Cell and Gene Therapy Catapult Invests in Lir Therapeutics to Accelerate Development of Its AI-Driven AAV Design Platform

Adeno‑associated viruses (AAV) have become the workhorse for delivering genetic payloads in dozens of approved therapies, yet their manufacturing complexity, immune response risk, and limited tissue targeting remain major obstacles. As the global gene‑therapy market is projected to exceed $20 billion by 2030, developers are scrambling for vectors that can be produced at scale while maintaining safety and efficacy. Overcoming these constraints is essential for expanding treatment indications beyond rare diseases into more common conditions such as heart and kidney disorders.

Artificial intelligence is reshaping biotech R&D, and Lir Therapeutics sits at the intersection of AI and viral engineering. Its nAAVigator platform integrates machine‑learning models with high‑throughput screening to iteratively design and test novel capsids in a “lab‑in‑the‑loop” workflow. By automating the search space of millions of possible protein variants, the system promises to identify vectors with reduced immunogenicity, higher potency, and manufacturability that traditional methods would miss. The investment from CGT Catapult, channeled through Innovate UK’s Cross‑Catapult Pilot, not only supplies capital for critical validation studies but also embeds the company within the UK’s specialist ecosystem that couples academic insight with commercial expertise.

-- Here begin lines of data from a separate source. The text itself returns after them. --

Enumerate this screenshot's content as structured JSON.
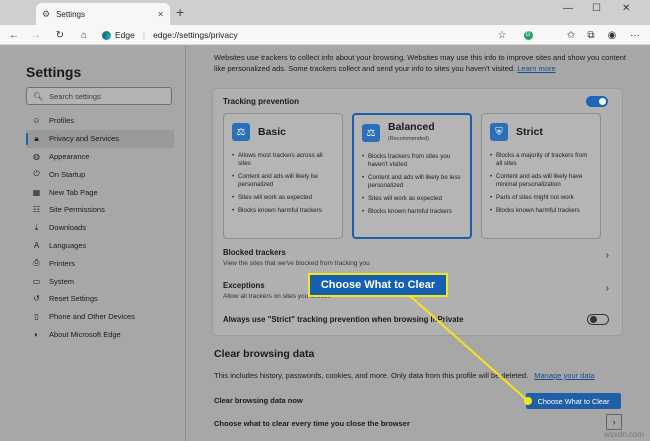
{
  "tab": {
    "title": "Settings",
    "close": "✕",
    "new_tab": "+"
  },
  "window_controls": {
    "minimize": "—",
    "maximize": "☐",
    "close": "✕"
  },
  "toolbar": {
    "site_name": "Edge",
    "separator": "|",
    "url": "edge://settings/privacy"
  },
  "sidebar": {
    "title": "Settings",
    "search_placeholder": "Search settings",
    "items": [
      {
        "label": "Profiles",
        "icon": "person-icon"
      },
      {
        "label": "Privacy and Services",
        "icon": "lock-icon",
        "active": true
      },
      {
        "label": "Appearance",
        "icon": "palette-icon"
      },
      {
        "label": "On Startup",
        "icon": "power-icon"
      },
      {
        "label": "New Tab Page",
        "icon": "grid-icon"
      },
      {
        "label": "Site Permissions",
        "icon": "sliders-icon"
      },
      {
        "label": "Downloads",
        "icon": "download-icon"
      },
      {
        "label": "Languages",
        "icon": "language-icon"
      },
      {
        "label": "Printers",
        "icon": "printer-icon"
      },
      {
        "label": "System",
        "icon": "laptop-icon"
      },
      {
        "label": "Reset Settings",
        "icon": "reset-icon"
      },
      {
        "label": "Phone and Other Devices",
        "icon": "phone-icon"
      },
      {
        "label": "About Microsoft Edge",
        "icon": "edge-logo-icon"
      }
    ]
  },
  "main": {
    "intro_text": "Websites use trackers to collect info about your browsing. Websites may use this info to improve sites and show you content like personalized ads. Some trackers collect and send your info to sites you haven't visited.",
    "intro_link": "Learn more",
    "tracking": {
      "title": "Tracking prevention",
      "options": [
        {
          "name": "Basic",
          "sub": "",
          "points": [
            "Allows most trackers across all sites",
            "Content and ads will likely be personalized",
            "Sites will work as expected",
            "Blocks known harmful trackers"
          ]
        },
        {
          "name": "Balanced",
          "sub": "(Recommended)",
          "points": [
            "Blocks trackers from sites you haven't visited",
            "Content and ads will likely be less personalized",
            "Sites will work as expected",
            "Blocks known harmful trackers"
          ]
        },
        {
          "name": "Strict",
          "sub": "",
          "points": [
            "Blocks a majority of trackers from all sites",
            "Content and ads will likely have minimal personalization",
            "Parts of sites might not work",
            "Blocks known harmful trackers"
          ]
        }
      ],
      "blocked_title": "Blocked trackers",
      "blocked_sub": "View the sites that we've blocked from tracking you",
      "exceptions_title": "Exceptions",
      "exceptions_sub": "Allow all trackers on sites you choose",
      "inprivate_label": "Always use \"Strict\" tracking prevention when browsing InPrivate"
    },
    "clear": {
      "title": "Clear browsing data",
      "desc": "This includes history, passwords, cookies, and more. Only data from this profile will be deleted.",
      "desc_link": "Manage your data",
      "now_label": "Clear browsing data now",
      "button_label": "Choose What to Clear",
      "every_label": "Choose what to clear every time you close the browser"
    }
  },
  "callout": {
    "text": "Choose What to Clear",
    "border_color": "#f5e51b",
    "fill_color": "#1560b0"
  },
  "watermark": "wsxdn.com",
  "colors": {
    "accent": "#1e5fa8",
    "highlight": "#f5e51b"
  }
}
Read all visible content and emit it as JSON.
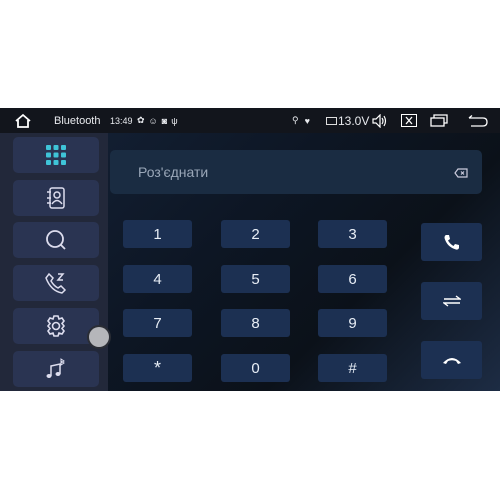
{
  "status": {
    "app_title": "Bluetooth",
    "time": "13:49",
    "voltage": "13.0V"
  },
  "sidebar": {
    "items": [
      {
        "icon": "dialpad-icon",
        "active": true
      },
      {
        "icon": "contacts-icon"
      },
      {
        "icon": "search-icon"
      },
      {
        "icon": "call-history-icon"
      },
      {
        "icon": "settings-icon"
      },
      {
        "icon": "bluetooth-music-icon"
      }
    ]
  },
  "display": {
    "text": "Роз'єднати"
  },
  "keypad": {
    "keys": [
      "1",
      "2",
      "3",
      "4",
      "5",
      "6",
      "7",
      "8",
      "9",
      "*",
      "0",
      "#"
    ]
  },
  "actions": [
    "call-icon",
    "transfer-icon",
    "hangup-icon"
  ],
  "colors": {
    "accent": "#3fc4d8",
    "key_bg": "#1c3052",
    "sidebar_bg": "#22283a"
  }
}
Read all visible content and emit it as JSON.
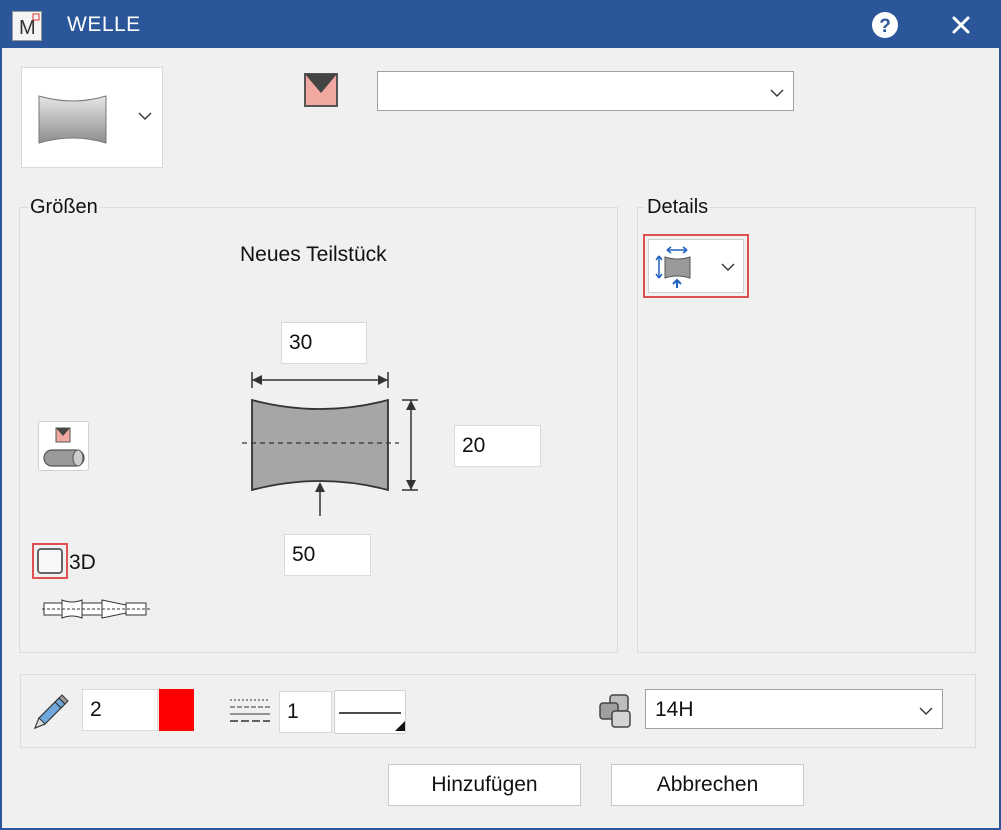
{
  "window": {
    "title": "WELLE",
    "app_icon_letter": "M"
  },
  "profile_select": {
    "value": ""
  },
  "groups": {
    "sizes_label": "Größen",
    "details_label": "Details"
  },
  "sizes": {
    "heading": "Neues Teilstück",
    "width": "30",
    "height": "20",
    "depth": "50",
    "threed_label": "3D",
    "threed_checked": false
  },
  "bottom": {
    "pen_value": "2",
    "pen_color": "#ff0000",
    "line_value": "1",
    "layer_value": "14H"
  },
  "buttons": {
    "add": "Hinzufügen",
    "cancel": "Abbrechen"
  },
  "icons": {
    "title_help": "help-icon",
    "title_close": "close-icon"
  }
}
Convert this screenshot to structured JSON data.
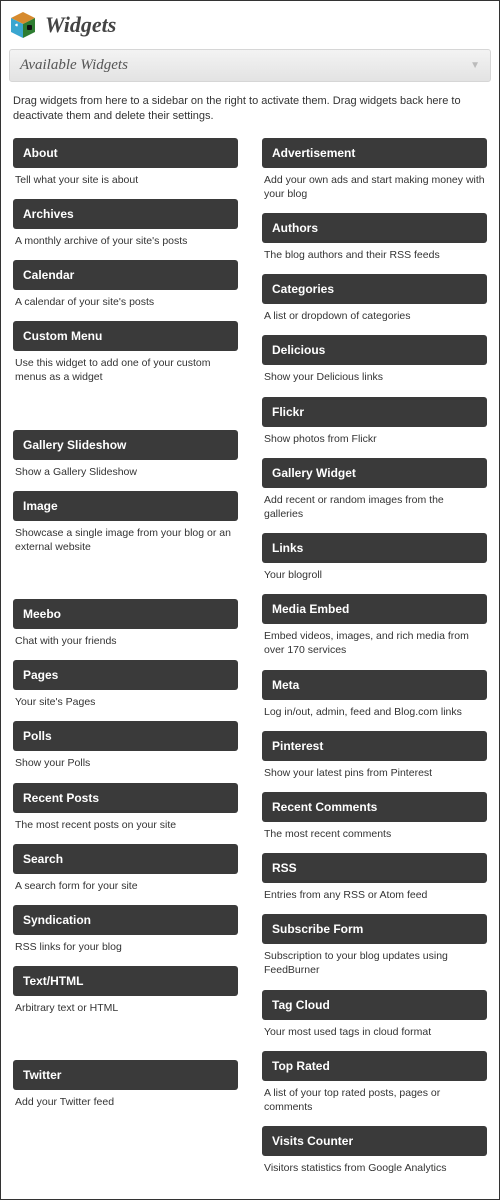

If Lir can demonstrate a robust evidence base, the ripple effects could be substantial. Pharma companies would gain a plug‑and‑play toolkit to accelerate pre‑clinical programs, potentially cutting years off development timelines and slashing costs associated with vector failure. Investors are likely to view validated AI‑designed capsids as a de‑risking asset, spurring further funding into the sector. Moreover, a successful UK‑based platform reinforces the country’s position as a hub for next‑generation gene‑therapy innovation, encouraging talent retention and attracting multinational partnerships that could bring transformative medicines to patients worldwide.